Зодчий вымученно улыбнулся и сладко проворковал:
– Просто красота моей госпожи сводит с ума!
– Хм.
Кажется, она слегка оттаяла. Совсем чуть-чуть. Однако Сененмут не рисковал продолжать разговор, послушно выжидая разъяснений царицы.
Спустя некоторое время она продолжила:
– Пен-Нехбет, и те два стражника, знают об исчезновении сына Херу, – ее голос вновь стал задумчивым, – и пока пусть так все и остается. Незачем придавать событие огласке. Это только навредит и посеет ненужную смуту. Необходимо разузнать, куда он подевался. Но чтобы как можно меньше лишних ушей проведали о случившемся. А затем…
– Что затем? – не выдержал Сененмут.
Хатшепсут перевела взгляд на него:
– А затем сделать то, что должно.
– Но как?
– А это уже будет зависеть от будущего, – отрезала она.
– И с чего начать поиски? – спросил зодчий, немного осмелев.

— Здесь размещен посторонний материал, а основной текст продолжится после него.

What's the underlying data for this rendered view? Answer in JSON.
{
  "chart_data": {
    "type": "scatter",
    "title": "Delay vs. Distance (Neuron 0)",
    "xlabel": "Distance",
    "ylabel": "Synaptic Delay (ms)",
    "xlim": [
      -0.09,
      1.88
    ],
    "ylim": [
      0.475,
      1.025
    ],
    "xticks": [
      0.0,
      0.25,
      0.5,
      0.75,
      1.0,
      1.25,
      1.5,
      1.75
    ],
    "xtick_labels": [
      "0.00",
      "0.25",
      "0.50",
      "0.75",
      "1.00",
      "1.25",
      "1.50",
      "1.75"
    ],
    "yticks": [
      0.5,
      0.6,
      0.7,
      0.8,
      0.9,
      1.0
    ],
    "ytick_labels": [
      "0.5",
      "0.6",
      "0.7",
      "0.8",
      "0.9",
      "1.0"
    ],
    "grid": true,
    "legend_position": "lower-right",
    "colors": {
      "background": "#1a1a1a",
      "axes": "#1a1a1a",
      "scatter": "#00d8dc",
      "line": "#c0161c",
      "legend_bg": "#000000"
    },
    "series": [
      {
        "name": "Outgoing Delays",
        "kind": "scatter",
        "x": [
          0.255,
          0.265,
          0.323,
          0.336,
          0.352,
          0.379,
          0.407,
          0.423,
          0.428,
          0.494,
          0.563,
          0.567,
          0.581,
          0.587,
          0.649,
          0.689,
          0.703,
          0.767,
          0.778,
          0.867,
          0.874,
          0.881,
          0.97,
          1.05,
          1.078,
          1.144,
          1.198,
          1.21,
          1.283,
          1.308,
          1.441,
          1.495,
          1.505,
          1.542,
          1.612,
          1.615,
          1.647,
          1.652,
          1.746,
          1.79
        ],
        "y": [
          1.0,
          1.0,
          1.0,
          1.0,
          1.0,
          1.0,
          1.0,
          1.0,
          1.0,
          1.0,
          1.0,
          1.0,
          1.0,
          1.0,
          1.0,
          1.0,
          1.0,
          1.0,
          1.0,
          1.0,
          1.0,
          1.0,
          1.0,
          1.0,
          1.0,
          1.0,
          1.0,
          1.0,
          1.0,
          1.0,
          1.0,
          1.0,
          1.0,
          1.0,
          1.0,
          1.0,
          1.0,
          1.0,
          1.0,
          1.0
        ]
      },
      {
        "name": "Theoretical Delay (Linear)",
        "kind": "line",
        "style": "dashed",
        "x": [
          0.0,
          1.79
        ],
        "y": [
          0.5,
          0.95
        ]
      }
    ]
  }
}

Царица ответила не сразу. Она снова повернулась лицом к окну. Когда же Хенемет-Амон заговорила, на ее пухлых устах заиграла загадочная улыбка.
– Не с чего, а с кого.
– Н-не понимаю, моя госпожа.
– Кому, как не матери должно быть известно, куда подевалось ее чадо.
– Думаешь, Исет знает? – неуверенно молвил Сененмут.
– Понятия не имею, – продолжая ухмыляться, ответила Хатшепсут, – но теперь у меня есть повод узнать. Нужно с ней поговорить.
– Она же вечно с пер-А!
– Джехутимесу часто проваливается в забытье, – отмахнулась царица, – ему все хуже и хуже, так что он ничего не заметит.
Зодчий продолжал сомневаться в успехе этой затеи, однако решил, что настало удачное время, чтобы подсластить еще немного.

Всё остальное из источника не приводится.